Wednesday, April 3, 2013

    
    
When you meet the Pacific, you will find the ocean peaceful and gentle. The waves rush toward you and absolutely throw themselves at you like over-enthusiastic children, caressing you, engulfing you in love. You begin to think of the ocean as your friend, and you accept its ecstatic embraces with open arms, falling gratefully into its bosom, trusting it to carry you a few feet further toward the shore.
     Then suddenly the waves twist viciously underneath you, grabbing your legs and shoving you along like some panicked crowd of humans would. Sometimes when you're under that swirling madness scrambling like a cat on a slippery floor, you feel that same thing you've felt on a thousand carnival rides or when the heat of summer erupts suddenly into a violent senseless game between two knived young men too close to you; the possibility of dying is thrust upon you unwillingly, and a frozen quickening of your heart informs you that the control you have over your life has just been ripped from you by a power which dwarfs you.

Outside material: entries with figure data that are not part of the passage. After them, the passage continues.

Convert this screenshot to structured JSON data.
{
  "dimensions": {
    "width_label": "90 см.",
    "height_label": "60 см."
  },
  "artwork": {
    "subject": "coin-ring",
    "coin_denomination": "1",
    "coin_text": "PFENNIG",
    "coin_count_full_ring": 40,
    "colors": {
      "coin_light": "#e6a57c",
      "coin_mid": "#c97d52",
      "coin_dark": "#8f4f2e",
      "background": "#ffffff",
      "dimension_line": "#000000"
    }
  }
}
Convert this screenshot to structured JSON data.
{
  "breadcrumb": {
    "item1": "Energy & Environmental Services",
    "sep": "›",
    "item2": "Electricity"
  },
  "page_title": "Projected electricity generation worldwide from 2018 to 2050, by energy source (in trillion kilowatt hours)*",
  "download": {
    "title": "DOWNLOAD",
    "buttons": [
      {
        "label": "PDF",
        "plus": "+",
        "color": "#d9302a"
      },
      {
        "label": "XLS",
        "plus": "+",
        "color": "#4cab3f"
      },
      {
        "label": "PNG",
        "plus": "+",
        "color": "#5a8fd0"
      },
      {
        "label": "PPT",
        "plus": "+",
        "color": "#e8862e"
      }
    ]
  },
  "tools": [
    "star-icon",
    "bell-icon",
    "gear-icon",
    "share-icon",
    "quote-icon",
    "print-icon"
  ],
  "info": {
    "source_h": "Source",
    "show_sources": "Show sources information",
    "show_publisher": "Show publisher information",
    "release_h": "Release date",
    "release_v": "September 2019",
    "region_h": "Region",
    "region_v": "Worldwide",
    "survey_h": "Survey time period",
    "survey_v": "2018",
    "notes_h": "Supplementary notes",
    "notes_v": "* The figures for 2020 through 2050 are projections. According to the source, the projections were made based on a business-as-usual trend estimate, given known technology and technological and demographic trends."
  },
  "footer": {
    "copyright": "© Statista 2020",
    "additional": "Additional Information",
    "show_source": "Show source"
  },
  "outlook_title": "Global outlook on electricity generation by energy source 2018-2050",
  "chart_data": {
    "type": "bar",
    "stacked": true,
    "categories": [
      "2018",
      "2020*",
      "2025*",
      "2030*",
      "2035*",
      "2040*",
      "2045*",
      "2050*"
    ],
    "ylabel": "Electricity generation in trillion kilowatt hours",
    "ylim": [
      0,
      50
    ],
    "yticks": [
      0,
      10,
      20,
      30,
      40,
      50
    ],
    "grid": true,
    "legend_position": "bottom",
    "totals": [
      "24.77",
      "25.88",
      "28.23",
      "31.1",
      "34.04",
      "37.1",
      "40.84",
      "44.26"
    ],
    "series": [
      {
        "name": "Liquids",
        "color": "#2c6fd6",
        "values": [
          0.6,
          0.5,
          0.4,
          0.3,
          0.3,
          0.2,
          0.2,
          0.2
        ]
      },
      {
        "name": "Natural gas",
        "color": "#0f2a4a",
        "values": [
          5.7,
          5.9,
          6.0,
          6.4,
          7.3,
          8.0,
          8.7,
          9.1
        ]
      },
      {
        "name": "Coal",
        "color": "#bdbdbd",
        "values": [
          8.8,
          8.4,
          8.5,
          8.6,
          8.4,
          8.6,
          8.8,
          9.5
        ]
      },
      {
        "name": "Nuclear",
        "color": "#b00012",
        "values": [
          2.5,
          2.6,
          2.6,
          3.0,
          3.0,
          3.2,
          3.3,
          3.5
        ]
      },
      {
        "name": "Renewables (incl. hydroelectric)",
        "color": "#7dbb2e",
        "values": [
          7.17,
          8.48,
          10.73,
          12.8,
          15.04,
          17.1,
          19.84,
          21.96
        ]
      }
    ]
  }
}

     And that is the romance of the ocean -- that fascinating, tempting, irresistible duality of pleasure and danger, of tranquility and passion, of eternal rhythm and unpredictable-ness, of life and death. The conflict of these great primal forces is what I see when I walk along the sand at the edge of this continent and search the horizon for truth.
-Colleen Lloyd
1985, Venice Beach, California

 I took that picture of the pier at Imperial Beack, California on my last visit last year. Thinking of Michelle, Jackson, Michael, family, all the people whose lives and destinies have mingled with mine over decades of cycles of tides and travel and seeking out dreams.